Firstly I explained that my proposal for clarity was made because of confusion as to how the 10% dues requirement of membership actually operates. This was grist to the mill of some who wanted to undermine comrades joining. Then Jack Conrad wrote to Gerry Downing on two occasions to assure him that dues for unemployed and student members were nominal. I did not know this fact, and I can say with conviction that some other members did not know either. So I sought clarification from the PCC. A basic democratic request, I would have thought.

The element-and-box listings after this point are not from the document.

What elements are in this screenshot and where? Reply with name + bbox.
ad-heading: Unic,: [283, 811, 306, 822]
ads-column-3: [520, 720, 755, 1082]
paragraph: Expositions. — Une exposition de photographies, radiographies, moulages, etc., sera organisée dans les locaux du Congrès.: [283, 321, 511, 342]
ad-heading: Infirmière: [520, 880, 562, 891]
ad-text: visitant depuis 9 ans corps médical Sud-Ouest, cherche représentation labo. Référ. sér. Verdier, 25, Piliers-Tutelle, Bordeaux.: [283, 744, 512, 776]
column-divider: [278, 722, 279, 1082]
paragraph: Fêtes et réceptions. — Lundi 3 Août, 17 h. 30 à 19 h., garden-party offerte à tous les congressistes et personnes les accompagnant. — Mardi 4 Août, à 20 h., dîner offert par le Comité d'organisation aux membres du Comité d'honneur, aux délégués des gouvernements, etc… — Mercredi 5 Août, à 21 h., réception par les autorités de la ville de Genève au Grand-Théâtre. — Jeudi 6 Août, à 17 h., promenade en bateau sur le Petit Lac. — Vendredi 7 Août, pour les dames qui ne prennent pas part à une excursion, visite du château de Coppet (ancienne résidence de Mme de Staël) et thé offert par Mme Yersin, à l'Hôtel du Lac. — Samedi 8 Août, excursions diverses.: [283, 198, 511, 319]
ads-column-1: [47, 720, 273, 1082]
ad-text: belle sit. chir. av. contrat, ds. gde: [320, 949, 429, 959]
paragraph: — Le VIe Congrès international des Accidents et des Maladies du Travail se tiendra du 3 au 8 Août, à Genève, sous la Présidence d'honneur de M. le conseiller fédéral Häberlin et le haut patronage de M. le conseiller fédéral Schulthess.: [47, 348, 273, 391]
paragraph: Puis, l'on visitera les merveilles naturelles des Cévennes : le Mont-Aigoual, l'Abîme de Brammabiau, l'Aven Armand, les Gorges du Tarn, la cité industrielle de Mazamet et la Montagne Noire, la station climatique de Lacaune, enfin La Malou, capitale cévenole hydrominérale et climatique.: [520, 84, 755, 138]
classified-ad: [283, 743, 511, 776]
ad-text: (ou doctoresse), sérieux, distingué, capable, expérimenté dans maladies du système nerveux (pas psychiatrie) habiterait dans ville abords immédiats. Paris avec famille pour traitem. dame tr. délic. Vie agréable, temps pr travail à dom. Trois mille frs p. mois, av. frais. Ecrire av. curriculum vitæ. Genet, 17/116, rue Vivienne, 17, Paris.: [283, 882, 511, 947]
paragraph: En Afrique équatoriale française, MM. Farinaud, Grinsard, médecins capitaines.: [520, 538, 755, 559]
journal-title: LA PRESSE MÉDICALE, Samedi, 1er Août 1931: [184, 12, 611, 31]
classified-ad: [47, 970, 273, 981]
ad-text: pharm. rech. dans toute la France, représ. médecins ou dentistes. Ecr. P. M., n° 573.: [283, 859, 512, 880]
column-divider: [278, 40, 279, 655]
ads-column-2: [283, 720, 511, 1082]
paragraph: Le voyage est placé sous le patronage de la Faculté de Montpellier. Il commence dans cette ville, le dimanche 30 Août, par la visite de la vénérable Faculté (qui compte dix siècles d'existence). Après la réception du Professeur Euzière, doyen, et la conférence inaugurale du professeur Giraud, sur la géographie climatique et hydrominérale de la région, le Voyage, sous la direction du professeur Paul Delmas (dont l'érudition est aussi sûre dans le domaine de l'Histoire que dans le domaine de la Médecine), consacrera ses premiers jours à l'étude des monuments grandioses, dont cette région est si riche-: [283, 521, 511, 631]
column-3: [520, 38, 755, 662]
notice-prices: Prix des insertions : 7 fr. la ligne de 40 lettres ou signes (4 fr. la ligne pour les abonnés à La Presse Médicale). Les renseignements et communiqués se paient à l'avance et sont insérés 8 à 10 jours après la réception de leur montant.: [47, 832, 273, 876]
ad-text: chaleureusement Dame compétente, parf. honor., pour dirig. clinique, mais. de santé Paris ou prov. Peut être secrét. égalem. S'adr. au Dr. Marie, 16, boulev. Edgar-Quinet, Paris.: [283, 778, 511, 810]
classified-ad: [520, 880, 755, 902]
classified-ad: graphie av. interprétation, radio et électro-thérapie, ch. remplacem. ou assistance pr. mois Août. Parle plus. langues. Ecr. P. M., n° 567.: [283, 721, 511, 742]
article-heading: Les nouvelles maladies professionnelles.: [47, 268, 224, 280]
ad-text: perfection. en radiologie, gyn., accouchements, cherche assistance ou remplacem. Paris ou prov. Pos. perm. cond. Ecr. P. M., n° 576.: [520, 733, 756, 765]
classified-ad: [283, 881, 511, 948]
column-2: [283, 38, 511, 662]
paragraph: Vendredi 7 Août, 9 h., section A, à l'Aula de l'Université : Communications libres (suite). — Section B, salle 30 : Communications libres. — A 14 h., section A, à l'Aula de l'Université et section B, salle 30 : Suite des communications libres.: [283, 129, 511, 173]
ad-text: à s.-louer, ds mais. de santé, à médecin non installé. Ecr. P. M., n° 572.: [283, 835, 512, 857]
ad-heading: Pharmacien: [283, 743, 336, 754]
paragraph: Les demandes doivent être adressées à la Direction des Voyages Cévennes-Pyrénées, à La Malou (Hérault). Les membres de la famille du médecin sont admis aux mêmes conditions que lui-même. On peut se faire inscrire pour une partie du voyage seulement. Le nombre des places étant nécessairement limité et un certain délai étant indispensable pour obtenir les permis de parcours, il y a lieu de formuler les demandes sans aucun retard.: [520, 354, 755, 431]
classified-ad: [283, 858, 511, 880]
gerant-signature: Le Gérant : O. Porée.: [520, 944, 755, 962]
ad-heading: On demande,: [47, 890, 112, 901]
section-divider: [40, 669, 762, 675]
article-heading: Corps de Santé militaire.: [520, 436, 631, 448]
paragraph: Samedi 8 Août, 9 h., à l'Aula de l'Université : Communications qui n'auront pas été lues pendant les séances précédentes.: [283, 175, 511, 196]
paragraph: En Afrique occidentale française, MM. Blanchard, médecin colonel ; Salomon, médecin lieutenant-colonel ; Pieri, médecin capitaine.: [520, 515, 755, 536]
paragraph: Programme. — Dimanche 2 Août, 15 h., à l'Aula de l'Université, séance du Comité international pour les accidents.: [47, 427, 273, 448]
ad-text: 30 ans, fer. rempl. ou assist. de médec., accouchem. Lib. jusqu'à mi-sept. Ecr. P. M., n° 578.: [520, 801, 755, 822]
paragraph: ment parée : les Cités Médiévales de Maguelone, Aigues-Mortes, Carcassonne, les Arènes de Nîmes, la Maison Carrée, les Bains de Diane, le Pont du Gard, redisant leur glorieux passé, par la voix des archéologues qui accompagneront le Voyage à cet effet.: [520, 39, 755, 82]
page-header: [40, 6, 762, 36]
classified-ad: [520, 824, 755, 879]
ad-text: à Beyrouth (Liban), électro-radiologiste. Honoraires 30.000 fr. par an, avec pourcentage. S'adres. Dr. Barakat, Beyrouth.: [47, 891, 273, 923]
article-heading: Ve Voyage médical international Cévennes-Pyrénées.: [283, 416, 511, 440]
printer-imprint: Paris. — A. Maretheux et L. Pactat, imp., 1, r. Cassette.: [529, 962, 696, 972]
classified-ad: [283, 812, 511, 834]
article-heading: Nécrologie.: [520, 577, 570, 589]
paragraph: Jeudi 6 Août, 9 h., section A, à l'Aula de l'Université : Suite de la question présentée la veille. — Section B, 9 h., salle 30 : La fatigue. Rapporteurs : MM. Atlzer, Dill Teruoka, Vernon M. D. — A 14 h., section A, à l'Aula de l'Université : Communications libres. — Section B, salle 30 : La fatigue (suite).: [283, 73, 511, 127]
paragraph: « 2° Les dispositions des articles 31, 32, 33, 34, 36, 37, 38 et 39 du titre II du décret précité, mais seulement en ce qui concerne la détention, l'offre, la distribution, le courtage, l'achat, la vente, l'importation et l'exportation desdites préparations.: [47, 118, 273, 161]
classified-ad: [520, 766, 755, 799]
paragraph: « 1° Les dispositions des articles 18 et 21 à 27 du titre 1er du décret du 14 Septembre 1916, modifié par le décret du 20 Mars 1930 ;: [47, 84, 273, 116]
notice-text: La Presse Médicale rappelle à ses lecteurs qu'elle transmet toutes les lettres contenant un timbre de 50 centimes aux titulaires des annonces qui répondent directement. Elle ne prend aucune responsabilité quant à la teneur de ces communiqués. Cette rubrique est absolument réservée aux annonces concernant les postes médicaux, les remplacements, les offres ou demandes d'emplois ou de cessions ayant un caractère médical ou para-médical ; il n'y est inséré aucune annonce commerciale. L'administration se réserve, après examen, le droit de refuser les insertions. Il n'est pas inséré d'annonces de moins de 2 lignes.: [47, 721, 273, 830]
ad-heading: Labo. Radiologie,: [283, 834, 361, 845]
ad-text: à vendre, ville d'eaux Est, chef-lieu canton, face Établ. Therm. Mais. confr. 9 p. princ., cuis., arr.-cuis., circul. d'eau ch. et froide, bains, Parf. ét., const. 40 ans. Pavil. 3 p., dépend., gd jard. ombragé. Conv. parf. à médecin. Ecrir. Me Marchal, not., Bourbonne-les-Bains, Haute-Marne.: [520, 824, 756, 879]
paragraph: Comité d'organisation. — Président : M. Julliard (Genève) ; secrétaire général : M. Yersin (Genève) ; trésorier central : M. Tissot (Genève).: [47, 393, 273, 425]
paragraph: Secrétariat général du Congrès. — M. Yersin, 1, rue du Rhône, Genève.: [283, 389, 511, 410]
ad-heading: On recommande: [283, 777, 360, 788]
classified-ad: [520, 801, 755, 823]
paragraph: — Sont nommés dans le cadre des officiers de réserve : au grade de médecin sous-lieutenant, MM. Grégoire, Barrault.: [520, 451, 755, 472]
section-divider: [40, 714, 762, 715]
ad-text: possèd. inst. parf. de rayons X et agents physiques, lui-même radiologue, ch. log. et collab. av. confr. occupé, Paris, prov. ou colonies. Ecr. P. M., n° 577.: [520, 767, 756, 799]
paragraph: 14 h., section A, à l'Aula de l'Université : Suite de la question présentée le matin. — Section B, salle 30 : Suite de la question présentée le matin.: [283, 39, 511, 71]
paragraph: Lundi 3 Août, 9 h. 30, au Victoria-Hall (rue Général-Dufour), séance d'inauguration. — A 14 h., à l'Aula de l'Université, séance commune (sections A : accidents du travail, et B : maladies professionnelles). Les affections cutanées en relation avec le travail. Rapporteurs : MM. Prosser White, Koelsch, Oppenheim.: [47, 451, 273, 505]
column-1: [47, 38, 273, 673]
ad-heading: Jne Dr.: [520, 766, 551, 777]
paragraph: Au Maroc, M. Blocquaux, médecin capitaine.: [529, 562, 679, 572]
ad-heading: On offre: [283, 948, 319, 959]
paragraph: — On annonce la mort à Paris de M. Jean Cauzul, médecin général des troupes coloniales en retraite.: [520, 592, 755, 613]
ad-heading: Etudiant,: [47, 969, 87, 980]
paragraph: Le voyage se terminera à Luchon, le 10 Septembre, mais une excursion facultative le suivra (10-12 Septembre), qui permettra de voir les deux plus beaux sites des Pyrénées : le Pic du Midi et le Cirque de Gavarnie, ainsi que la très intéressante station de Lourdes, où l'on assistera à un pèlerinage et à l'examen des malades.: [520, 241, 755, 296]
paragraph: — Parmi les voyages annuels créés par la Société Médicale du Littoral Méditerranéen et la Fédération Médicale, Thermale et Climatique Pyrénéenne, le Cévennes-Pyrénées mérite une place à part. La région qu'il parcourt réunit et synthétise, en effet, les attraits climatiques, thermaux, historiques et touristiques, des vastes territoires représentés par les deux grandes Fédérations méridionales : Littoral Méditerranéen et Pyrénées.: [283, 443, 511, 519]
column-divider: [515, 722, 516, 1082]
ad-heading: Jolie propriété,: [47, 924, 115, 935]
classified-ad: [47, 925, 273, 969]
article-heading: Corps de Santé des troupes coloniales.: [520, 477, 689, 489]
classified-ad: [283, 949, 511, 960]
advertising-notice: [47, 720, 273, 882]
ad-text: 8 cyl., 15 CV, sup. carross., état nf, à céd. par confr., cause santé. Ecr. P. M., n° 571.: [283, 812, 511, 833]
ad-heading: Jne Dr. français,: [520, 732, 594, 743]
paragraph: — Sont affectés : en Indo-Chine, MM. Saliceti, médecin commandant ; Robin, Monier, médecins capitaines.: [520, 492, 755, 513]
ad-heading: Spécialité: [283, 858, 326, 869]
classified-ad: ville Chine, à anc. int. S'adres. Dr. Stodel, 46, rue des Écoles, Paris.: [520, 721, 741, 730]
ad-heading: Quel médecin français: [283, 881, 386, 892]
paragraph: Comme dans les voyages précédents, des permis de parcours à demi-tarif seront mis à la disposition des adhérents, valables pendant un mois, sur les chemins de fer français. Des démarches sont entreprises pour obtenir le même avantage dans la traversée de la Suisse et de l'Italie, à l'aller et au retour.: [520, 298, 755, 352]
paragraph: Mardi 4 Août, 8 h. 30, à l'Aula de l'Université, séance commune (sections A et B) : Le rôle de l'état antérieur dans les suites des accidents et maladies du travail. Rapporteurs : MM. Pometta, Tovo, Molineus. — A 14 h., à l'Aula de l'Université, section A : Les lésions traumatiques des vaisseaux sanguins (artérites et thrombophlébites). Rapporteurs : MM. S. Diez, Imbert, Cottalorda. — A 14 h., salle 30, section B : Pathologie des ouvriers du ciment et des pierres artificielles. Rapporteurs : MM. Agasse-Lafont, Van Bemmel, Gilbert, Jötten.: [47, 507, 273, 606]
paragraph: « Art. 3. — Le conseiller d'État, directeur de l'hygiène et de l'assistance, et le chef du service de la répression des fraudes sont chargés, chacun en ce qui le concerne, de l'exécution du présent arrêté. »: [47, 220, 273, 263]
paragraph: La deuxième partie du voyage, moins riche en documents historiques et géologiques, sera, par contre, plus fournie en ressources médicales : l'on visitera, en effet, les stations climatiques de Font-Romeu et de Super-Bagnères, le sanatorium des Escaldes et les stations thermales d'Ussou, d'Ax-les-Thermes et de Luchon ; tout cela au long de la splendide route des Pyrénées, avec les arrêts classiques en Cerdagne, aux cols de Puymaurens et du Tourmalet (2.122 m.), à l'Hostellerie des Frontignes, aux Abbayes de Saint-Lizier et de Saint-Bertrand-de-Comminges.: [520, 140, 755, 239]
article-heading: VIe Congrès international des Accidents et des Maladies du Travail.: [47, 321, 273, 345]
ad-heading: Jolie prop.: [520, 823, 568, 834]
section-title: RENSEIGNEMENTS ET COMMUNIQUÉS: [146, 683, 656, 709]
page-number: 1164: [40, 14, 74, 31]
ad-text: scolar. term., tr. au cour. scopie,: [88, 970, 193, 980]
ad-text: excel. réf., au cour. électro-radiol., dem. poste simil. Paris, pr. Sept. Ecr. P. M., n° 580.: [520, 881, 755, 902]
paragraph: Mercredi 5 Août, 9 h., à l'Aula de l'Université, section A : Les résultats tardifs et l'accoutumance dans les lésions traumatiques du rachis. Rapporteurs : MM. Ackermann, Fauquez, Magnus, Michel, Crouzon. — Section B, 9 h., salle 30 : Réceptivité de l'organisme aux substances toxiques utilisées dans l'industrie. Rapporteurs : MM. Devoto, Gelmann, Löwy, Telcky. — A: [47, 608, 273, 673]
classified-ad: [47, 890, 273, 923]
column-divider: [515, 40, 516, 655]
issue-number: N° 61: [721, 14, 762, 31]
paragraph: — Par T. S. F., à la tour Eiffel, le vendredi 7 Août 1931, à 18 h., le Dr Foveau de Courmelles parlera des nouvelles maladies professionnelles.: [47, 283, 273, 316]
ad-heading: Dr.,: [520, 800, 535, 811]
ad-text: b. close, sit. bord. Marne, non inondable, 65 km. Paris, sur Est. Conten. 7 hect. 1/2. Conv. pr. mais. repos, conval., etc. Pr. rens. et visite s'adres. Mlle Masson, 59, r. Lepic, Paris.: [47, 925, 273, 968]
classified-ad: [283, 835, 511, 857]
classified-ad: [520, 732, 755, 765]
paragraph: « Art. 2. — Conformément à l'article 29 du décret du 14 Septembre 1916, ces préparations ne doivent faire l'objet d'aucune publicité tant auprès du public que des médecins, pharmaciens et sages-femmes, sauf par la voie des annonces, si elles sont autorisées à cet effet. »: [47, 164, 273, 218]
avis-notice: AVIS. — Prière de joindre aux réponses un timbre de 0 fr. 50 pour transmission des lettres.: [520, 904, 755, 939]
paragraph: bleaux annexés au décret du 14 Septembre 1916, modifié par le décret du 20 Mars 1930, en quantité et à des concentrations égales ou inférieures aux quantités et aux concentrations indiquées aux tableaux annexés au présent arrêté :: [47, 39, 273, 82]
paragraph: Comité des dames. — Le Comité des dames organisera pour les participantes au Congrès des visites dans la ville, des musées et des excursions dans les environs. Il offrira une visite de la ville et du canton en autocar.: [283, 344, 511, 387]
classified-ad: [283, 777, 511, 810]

I did not denounce the style of some leading members. I accused Jack Conrad of being overly defensive in his dealings with ex-members who regurgitate our politics in broad-front groups. I said that I thought we should rewin these comrades politically, and he should be more patient with them. I have been a member or associate member of this organisation for more than 30 years. Conrad is fully aware of my respect for his political leadership, but not always his style. This does not amount to me trying to create some kind of cosy consensus. It is me saying what I think, and being a bit sharp.

Finally I did not say we should drop all barriers to membership. I said all unnecessary barriers. I know - I checked. I was not the only one who argued that we need to make a greater effort to recruit. I did say that all communists should be in the CPGB. I said that, because I want the organisation to grow and become a pivotal pole of attraction.